Nor does Jefferson advocate the creation of the type of new democratic order which the French would later resort to, though Brogan, with his focus upon the activity of the “democratic” American mob, believes this to be the common aim of American Revolutionaries (Brogan, 126-27). Though objecting to the officious meddling of Parliament, Jefferson goes no further than to insist upon the colonists' right to their own legislature. This body of law makers would not have to be completely independent of England but could submit, together with Parliament, to the common executive authority of the King. Even the desire for an independent legislature, little as it had been implemented in previous centuries, was not new in principle. The English Parliament was, at least in theory, representative of the people of that kingdom. The sending of delegates from each part of the country accomplished a fairly comprehensive representation; America, however, had no representatives in Parliament at all. 'Can any one reason be assigned,” Jefferson asks, “why one hundred and sixty thousand electors in the island of Great Britain, should give law to four millions in the States of America?” (Jefferson, Para. 6). The Americans had a right to representative legislatures both as men and as British subjects. With Parliament's encroachments on this right “one free and independent legislature, hereby [took] upon itself to suspend the powers of another, free and independent as itself” (Jefferson, Para. 6). The Revolution would right this wrong, not bring about a new era of unbridled democracy, which the majority of American founders saw as dangerous to the health of any nation.

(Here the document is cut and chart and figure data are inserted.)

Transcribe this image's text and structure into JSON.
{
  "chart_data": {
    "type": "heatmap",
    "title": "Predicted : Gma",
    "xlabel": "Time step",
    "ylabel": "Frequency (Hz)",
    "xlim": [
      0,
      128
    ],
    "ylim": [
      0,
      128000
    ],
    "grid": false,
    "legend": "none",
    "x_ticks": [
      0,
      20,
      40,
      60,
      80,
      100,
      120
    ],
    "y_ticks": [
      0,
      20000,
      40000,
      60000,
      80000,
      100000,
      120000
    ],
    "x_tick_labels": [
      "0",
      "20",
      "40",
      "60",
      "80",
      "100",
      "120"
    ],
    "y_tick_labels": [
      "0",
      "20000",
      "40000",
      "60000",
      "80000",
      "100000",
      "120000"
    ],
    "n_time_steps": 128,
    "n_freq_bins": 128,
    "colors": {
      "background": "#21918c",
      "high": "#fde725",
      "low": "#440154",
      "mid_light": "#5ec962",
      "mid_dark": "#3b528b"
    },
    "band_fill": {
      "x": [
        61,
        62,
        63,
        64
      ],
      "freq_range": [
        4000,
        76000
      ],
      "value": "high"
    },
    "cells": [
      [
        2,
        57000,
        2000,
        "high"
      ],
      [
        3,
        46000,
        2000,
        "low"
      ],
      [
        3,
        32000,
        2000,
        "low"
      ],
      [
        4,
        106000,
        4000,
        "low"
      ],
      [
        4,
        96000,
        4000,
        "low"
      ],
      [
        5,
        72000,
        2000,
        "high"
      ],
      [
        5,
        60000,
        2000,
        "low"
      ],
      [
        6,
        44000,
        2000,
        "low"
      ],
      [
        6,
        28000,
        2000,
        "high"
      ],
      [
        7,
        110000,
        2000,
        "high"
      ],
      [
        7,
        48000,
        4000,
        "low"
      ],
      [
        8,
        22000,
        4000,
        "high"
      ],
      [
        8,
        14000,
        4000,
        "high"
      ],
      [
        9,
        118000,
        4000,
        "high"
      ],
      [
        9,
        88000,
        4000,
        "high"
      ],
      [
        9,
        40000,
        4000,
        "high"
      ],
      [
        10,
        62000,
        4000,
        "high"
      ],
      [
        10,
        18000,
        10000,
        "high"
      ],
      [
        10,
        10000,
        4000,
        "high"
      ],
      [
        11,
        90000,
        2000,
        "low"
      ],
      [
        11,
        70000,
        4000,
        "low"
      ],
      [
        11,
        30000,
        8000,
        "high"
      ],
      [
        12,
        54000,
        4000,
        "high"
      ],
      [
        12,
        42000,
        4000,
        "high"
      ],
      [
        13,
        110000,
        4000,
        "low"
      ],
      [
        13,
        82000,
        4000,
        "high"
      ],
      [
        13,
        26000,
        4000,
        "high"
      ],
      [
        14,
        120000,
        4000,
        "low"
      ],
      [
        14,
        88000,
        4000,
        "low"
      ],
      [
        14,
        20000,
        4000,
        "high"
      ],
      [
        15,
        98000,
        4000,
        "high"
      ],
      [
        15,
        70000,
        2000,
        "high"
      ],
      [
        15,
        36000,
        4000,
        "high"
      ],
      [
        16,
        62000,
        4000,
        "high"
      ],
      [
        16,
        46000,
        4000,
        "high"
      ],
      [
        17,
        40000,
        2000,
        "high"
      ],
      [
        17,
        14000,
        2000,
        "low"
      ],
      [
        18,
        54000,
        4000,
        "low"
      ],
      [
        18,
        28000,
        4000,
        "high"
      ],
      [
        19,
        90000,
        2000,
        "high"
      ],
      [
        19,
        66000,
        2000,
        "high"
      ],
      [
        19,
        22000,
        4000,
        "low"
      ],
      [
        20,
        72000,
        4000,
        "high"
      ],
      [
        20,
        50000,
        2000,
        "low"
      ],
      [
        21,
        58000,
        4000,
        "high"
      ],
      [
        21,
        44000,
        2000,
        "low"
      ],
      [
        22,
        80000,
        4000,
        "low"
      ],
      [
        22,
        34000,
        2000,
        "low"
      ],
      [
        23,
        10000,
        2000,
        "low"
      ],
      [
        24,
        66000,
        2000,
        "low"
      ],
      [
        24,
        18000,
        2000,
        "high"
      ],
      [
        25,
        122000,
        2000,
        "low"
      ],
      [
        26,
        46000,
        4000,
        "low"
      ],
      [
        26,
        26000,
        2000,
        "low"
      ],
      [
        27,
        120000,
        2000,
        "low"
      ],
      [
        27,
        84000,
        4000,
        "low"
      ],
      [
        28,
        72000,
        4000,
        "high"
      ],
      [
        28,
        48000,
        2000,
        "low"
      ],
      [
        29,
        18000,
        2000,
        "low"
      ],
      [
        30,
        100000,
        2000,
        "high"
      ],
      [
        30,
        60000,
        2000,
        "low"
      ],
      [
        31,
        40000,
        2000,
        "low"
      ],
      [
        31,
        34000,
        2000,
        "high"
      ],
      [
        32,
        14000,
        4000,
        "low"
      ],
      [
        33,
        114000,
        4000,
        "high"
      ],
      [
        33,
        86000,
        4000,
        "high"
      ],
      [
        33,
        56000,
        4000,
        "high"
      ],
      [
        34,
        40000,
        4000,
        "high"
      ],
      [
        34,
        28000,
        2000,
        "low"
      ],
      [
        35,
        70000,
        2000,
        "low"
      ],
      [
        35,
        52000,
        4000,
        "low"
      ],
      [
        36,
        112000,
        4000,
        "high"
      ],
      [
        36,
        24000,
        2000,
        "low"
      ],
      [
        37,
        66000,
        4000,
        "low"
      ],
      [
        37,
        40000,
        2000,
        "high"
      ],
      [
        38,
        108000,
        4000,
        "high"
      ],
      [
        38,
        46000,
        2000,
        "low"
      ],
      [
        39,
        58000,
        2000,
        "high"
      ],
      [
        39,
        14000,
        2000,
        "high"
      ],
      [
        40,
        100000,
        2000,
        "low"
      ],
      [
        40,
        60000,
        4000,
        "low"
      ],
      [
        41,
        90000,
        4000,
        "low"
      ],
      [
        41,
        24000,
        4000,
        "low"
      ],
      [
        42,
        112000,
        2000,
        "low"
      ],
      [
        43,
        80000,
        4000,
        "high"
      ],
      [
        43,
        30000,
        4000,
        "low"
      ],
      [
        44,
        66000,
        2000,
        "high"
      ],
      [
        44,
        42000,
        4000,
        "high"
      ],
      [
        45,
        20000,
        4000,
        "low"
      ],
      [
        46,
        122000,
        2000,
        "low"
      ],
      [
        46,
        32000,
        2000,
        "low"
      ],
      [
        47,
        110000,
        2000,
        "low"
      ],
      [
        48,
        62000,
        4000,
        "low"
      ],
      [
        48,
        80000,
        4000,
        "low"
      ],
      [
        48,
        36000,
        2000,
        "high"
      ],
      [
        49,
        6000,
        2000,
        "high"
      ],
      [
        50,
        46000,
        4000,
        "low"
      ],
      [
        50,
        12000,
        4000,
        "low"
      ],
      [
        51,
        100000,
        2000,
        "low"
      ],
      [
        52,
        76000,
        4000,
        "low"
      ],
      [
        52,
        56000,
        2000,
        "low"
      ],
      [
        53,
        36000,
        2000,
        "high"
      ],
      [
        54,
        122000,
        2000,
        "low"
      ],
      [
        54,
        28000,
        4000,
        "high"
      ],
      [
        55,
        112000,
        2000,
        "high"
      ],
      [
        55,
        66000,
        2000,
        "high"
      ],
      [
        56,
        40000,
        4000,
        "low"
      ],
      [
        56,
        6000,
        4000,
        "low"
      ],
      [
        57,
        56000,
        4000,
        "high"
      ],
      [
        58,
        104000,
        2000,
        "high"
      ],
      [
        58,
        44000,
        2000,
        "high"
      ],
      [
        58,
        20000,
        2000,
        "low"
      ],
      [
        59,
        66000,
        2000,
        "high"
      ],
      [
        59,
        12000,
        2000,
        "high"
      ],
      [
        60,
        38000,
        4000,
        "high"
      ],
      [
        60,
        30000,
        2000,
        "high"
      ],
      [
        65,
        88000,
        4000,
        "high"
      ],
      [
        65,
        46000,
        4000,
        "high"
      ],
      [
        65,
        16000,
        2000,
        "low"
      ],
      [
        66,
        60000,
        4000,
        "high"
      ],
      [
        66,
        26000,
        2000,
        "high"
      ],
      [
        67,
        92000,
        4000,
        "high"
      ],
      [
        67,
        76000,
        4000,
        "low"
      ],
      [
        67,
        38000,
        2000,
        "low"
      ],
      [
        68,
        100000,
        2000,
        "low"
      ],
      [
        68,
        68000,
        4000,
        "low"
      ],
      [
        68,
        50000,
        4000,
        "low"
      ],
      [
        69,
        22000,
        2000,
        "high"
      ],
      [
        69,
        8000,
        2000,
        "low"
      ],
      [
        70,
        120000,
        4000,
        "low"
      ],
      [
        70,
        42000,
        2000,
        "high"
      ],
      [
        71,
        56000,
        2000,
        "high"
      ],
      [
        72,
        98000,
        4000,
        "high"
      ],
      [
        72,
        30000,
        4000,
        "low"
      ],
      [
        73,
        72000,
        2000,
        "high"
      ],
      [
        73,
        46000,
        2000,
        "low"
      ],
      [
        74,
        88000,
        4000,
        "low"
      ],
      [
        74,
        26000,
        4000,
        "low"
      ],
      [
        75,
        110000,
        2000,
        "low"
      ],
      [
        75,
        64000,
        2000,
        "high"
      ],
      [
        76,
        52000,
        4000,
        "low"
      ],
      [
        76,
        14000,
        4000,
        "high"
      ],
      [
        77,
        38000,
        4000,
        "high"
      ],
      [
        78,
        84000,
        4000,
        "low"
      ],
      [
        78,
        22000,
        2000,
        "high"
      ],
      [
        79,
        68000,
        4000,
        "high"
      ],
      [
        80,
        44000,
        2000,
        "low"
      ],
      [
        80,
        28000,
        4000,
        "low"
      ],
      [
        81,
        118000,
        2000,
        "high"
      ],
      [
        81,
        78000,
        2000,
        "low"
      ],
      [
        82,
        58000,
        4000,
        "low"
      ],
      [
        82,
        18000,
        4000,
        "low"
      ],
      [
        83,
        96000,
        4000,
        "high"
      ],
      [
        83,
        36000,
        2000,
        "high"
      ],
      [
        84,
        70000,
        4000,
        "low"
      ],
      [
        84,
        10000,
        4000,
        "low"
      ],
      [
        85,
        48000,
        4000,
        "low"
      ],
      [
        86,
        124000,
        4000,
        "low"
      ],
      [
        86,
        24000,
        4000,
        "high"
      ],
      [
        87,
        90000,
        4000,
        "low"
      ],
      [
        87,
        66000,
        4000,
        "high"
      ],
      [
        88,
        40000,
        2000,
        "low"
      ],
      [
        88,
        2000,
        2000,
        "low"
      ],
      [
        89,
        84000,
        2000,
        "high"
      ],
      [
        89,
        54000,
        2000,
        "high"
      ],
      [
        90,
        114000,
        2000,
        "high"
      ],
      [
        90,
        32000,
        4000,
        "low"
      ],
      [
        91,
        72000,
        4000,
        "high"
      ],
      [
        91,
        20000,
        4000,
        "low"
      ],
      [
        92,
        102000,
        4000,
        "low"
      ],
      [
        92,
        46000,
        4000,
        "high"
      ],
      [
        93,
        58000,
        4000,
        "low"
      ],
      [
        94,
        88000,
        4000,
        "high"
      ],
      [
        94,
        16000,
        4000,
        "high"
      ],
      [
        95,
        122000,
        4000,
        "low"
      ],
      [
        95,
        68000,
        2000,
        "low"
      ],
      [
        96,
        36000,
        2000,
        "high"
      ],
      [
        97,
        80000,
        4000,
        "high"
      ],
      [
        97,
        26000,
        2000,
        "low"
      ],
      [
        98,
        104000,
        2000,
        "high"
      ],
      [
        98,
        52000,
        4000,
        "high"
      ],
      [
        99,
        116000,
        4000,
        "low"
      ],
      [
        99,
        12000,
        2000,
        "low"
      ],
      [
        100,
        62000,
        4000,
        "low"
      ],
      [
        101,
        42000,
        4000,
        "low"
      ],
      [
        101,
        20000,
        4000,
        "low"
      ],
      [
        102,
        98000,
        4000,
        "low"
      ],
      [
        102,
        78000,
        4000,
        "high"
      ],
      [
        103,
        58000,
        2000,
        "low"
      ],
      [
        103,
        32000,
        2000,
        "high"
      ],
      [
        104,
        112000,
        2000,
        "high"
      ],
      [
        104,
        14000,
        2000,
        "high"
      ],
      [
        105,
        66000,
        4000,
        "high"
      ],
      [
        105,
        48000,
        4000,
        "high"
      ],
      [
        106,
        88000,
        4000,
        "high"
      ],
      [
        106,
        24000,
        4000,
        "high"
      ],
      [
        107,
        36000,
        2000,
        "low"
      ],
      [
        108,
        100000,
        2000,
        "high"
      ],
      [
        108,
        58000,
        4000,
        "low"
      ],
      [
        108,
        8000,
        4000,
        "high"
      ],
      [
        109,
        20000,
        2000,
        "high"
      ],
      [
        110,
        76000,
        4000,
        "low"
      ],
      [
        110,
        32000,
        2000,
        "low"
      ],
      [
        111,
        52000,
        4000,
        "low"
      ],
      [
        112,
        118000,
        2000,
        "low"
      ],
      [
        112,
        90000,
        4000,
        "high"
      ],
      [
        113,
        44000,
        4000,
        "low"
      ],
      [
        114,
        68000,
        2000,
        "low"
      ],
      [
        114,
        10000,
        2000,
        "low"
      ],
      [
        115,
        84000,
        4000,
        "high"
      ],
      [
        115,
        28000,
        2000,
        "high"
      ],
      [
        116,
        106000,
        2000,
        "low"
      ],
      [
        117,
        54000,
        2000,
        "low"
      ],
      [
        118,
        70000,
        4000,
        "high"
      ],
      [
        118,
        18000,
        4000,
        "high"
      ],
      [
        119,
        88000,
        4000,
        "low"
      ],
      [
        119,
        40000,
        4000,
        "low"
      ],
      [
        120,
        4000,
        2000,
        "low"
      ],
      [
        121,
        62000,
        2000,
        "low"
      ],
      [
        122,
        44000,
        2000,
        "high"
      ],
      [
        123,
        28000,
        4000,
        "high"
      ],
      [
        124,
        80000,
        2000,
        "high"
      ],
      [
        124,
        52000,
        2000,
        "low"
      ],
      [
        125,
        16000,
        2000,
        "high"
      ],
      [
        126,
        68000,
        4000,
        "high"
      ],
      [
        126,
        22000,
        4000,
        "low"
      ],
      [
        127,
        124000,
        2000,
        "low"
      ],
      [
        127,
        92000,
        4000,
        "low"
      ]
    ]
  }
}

Demolition of an old order was not at the heart of the Revolution which Thomas Jefferson and his compatriots led. Far from being the “final shape” of the old order of Europe, eighteenth-century England was in fact the fruit of its relatively recent Protestant reformation and the resulting birth of the political concept of the hegemonic nation-state (Brogan, 76). While the similarly Protestant colonies were by no means advocating a return to the Catholic Middle Ages, they were willing to take a stand against attempts to build a unified state at the expense of personal liberty. Revolutionary as their implementation of their ideals may have been, the Americans drew inspiration not so much from vague concepts of liberty, equality, and fraternity as from a firm conviction that they were, both as men and as British citizens, owed their traditional right to a representative legislature and the freedom to conduct their lives without arbitrary interference of an over controlling government - “rights which God, and the laws, have given equally and independently to all” (Jefferson, Para. 1).